One of the beautiful things about correlation is that it is extremely fast to calculate and super easy to interpret. In Google Sheets or Excel, you can quickly calculate the correlation between two columns of data by typing “=correl” into an empty cell then typing your two column arrays separated by a column (for example: =correl(A:A, B:B)). If you have a bunch of columns, you can drop them into a correlation matrix generator, like my free correlation generator found in The Repository, and instantly generate that shows the relationship between all of your variables.

Having run the quick calculation, interpreting the results of a correlation is simple. Correlations exist on a range of negative one to positive one – with zero indicating that there is no correlation between the two variables. A correlation of positive one means that there is a very strong relationship between two variables while the opposite is true for a correlation of negative one. So, what does all this mean? Let’s look at a hypothetical.

Let’s say that the variable “proficiency in reading” has a correlation of +1.0 with the variable “minutes of recess”. This would indicate that students who had more minutes of recess also had higher reading outcomes. If the correlation between these two variables was -1.0, however, it would indicate that students who had more recess had lower reading outcomes. So – you can use this method to decide about how many minutes of recess your kiddos get each day, right? Not so fast…

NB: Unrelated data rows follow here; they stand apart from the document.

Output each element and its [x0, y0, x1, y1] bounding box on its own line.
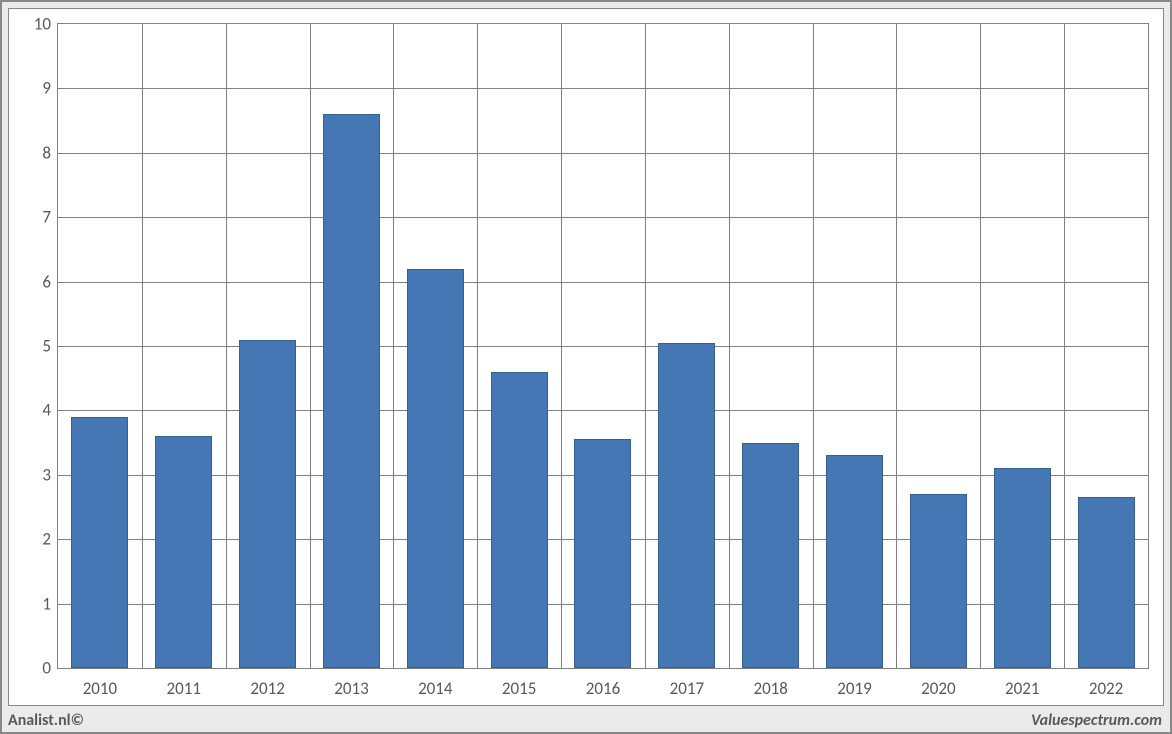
x-tick-label: 2020: [921, 678, 955, 699]
footer-left: Analist.nl©: [8, 711, 84, 730]
x-tick-label: 2013: [334, 678, 368, 699]
gridline-v: [310, 24, 311, 668]
bar: [239, 340, 296, 668]
bar: [826, 455, 883, 668]
y-tick-label: 1: [9, 593, 51, 614]
gridline-v: [142, 24, 143, 668]
x-tick-label: 2021: [1005, 678, 1039, 699]
footer-right: Valuespectrum.com: [1031, 711, 1162, 730]
chart-frame: 0 1 2 3 4 5 6 7 8 9 10 2010 2011 2012 2013 2014 2015 2016…: [0, 0, 1172, 734]
x-tick-label: 2014: [418, 678, 452, 699]
bar: [71, 417, 128, 668]
bar: [1078, 497, 1135, 668]
x-tick-label: 2015: [502, 678, 536, 699]
plot-area: [57, 23, 1149, 669]
gridline-h: [58, 88, 1148, 89]
x-tick-label: 2011: [167, 678, 201, 699]
y-tick-label: 2: [9, 529, 51, 550]
bar: [742, 443, 799, 668]
x-tick-label: 2012: [250, 678, 284, 699]
gridline-h: [58, 346, 1148, 347]
gridline-v: [980, 24, 981, 668]
bar: [658, 343, 715, 668]
y-tick-label: 10: [9, 14, 51, 35]
gridline-v: [813, 24, 814, 668]
x-tick-label: 2019: [837, 678, 871, 699]
y-tick-label: 4: [9, 400, 51, 421]
y-tick-label: 7: [9, 207, 51, 228]
bar: [491, 372, 548, 668]
x-tick-label: 2022: [1089, 678, 1123, 699]
gridline-v: [1064, 24, 1065, 668]
gridline-v: [645, 24, 646, 668]
gridline-h: [58, 153, 1148, 154]
gridline-v: [729, 24, 730, 668]
gridline-h: [58, 217, 1148, 218]
gridline-h: [58, 410, 1148, 411]
bar: [910, 494, 967, 668]
y-tick-label: 5: [9, 336, 51, 357]
x-tick-label: 2018: [753, 678, 787, 699]
gridline-v: [896, 24, 897, 668]
gridline-h: [58, 282, 1148, 283]
bar: [155, 436, 212, 668]
gridline-v: [561, 24, 562, 668]
y-tick-label: 0: [9, 658, 51, 679]
y-tick-label: 9: [9, 78, 51, 99]
y-tick-label: 6: [9, 271, 51, 292]
chart-panel: 0 1 2 3 4 5 6 7 8 9 10 2010 2011 2012 2013 2014 2015 2016…: [8, 8, 1164, 706]
bar: [574, 439, 631, 668]
gridline-v: [477, 24, 478, 668]
bar: [407, 269, 464, 668]
x-tick-label: 2017: [670, 678, 704, 699]
x-tick-label: 2016: [586, 678, 620, 699]
x-tick-label: 2010: [83, 678, 117, 699]
bar: [994, 468, 1051, 668]
bar: [323, 114, 380, 668]
y-tick-label: 8: [9, 142, 51, 163]
y-tick-label: 3: [9, 464, 51, 485]
gridline-v: [393, 24, 394, 668]
gridline-v: [226, 24, 227, 668]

Correlation does not equal Causation

You have undoubtedly heard the phrase “correlation does not equal causation” at some point during your formal education. This is one of the most common proverbs in the world of statistical education. I’ve even seen it on t-shirts and ball caps!

You see, just because two things are statistically related doesn’t necessarily mean that influence one another in real life. Let’s reflect back to my earlier hypothetical about recess and reading. Just because the two things may be positively correlated doesn’t necessarily mean that more minutes of recess actually caused students to have higher reading outcomes. It could simply be a fluke.

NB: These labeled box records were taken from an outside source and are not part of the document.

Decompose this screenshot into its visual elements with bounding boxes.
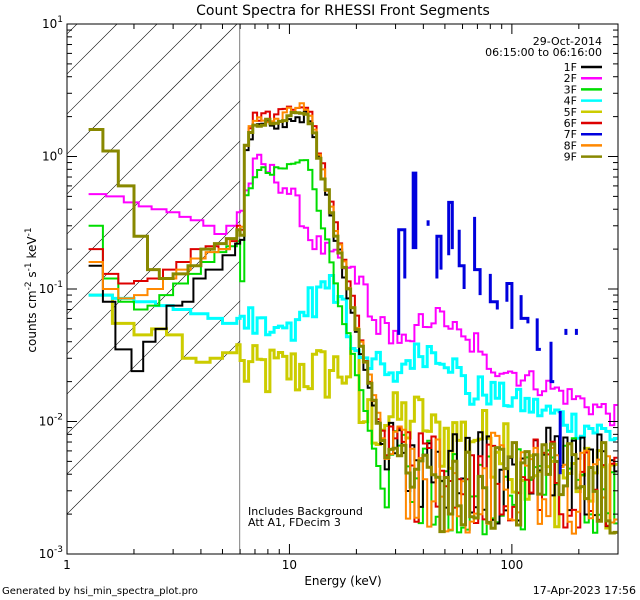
ylabel-sup3: -1	[24, 227, 34, 236]
series-2f	[88, 153, 618, 427]
series-7f	[447, 200, 454, 256]
series-7f	[435, 234, 443, 279]
legend-label: 7F	[564, 128, 577, 141]
axes: 1 10 100 10-3 10-2 10-1 100 101	[39, 15, 619, 572]
time-range-label: 06:15:00 to 06:16:00	[485, 46, 602, 59]
y-tick-label: 10-1	[39, 280, 63, 296]
legend-label: 2F	[564, 72, 577, 85]
ylabel-sup2: -1	[24, 262, 34, 271]
ylabel-main: counts cm	[25, 290, 39, 352]
legend-label: 1F	[564, 61, 577, 74]
y-axis-label: counts cm-2 s-1 keV-1	[24, 227, 39, 352]
series-7f	[397, 228, 407, 335]
annotation-background: Includes Background	[248, 505, 363, 518]
legend-label: 5F	[564, 106, 577, 119]
series-7f	[505, 282, 514, 329]
series-7f	[473, 216, 482, 296]
y-tick-label: 101	[42, 15, 63, 31]
series-7f	[549, 341, 555, 384]
x-tick-label: 100	[500, 558, 523, 572]
y-tick-label: 10-2	[39, 413, 63, 429]
footer-timestamp: 17-Apr-2023 17:56	[533, 584, 636, 597]
legend-label: 8F	[564, 139, 577, 152]
series-9f	[88, 111, 618, 535]
hatched-region	[67, 24, 241, 554]
hatch-line	[67, 220, 241, 395]
series-7f	[457, 229, 466, 289]
series-layer	[88, 102, 618, 536]
hatch-line	[67, 260, 241, 435]
hatch-line	[67, 100, 241, 275]
x-axis-label: Energy (keV)	[304, 574, 381, 588]
hatch-line	[67, 140, 241, 315]
date-label: 29-Oct-2014	[533, 35, 602, 48]
hatch-line	[67, 24, 198, 155]
series-8f	[88, 102, 618, 535]
legend-label: 9F	[564, 151, 577, 164]
legend-label: 4F	[564, 95, 577, 108]
hatch-line	[67, 180, 241, 355]
hatch-line	[67, 300, 241, 475]
hatch-line	[67, 340, 241, 515]
hatch-line	[67, 60, 241, 235]
x-tick-label: 1	[63, 558, 71, 572]
x-tick-label: 10	[282, 558, 297, 572]
footer-generated: Generated by hsi_min_spectra_plot.pro	[2, 586, 198, 597]
series-7f	[535, 318, 541, 351]
svg-text:counts cm-2 s-1 keV-1: counts cm-2 s-1 keV-1	[24, 227, 39, 352]
series-7f	[411, 171, 418, 250]
ylabel-end: keV	[25, 236, 39, 263]
annotation-attenuator: Att A1, FDecim 3	[248, 516, 341, 529]
chart-title: Count Spectra for RHESSI Front Segments	[196, 3, 490, 19]
y-tick-label: 10-3	[39, 545, 63, 561]
y-tick-label: 100	[42, 148, 63, 164]
series-7f	[488, 273, 499, 310]
ylabel-sup1: -2	[24, 281, 34, 290]
hatch-line	[67, 24, 158, 115]
series-7f	[519, 295, 530, 324]
series-4f	[88, 274, 618, 442]
ylabel-mid: s	[25, 271, 39, 281]
legend-label: 6F	[564, 117, 577, 130]
hatch-line	[67, 24, 238, 195]
legend-label: 3F	[564, 83, 577, 96]
hatch-line	[67, 24, 118, 75]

One of my favorite website so to peruse when I am feeling bored and a little nerdy is Tyler Virgen’s Spurious Correlations. On his site, Tyler lists tons of ridiculously strong correlations between obviously unrelated variables. My favorite spurious correlation is the relationship between people who drowned after falling out of a fishing boat and marriage rates in Kentucky (my home state). With a correlation of r=0.95 you may think that Kentucky husbands are chucking their wives off their fishing boats on a regular basis – but of course, that’s a ridiculous assumption. Therein lies the danger of over-reliance on correlation.

Using Correlation to Guide Decision Making

So educational decision makers should just ignore correlations, right?

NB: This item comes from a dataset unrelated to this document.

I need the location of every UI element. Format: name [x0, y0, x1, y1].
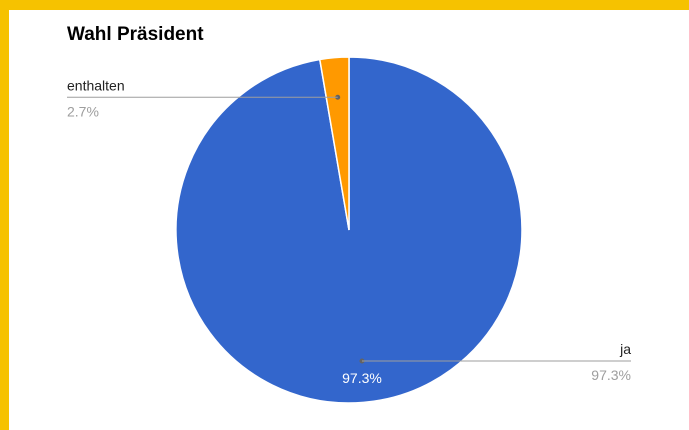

Calculating the correlation between two variables is still a valuable activity for education decision makers for a few reasons. First – it is easy and fast – which makes it a great first step in a data analysis procedure. If there is no correlation between two variables, it is unlikely that there will be other statistical outcomes of significance between those two variables. You can save a little time by weeding through variables using a correlation as a first step.

Next, correlation is an excellent measure of effect size. It is far easier to calculate than more formal measures of effect size, like Cohen’s D which involves calculating the mean of each variable and dividing it by the pooled standard deviation. If you have two classes who received instruction in a different way and one class has a higher correlation to the outcome than the other, then you may be able to determine which instructional strategy had a greater effect.

Finally, correlations can help you spot instructional inequities. In a purely equitable world, there should be no correlation between demographic group and outcome – because one shouldn’t impact the other. We don’t live in a purely equitable world so calculating the correlations between various demographic groups is a useful activity for education leaders seeking pockets of inequity. If you cannot see the inequity, then you cannot fix it. Dropping your data into a correlation matrix generator as part of your regular continuous improvement planning and evaluation processes can help you quickly spot inequities and monitor changes as you seek to close the achievement gap.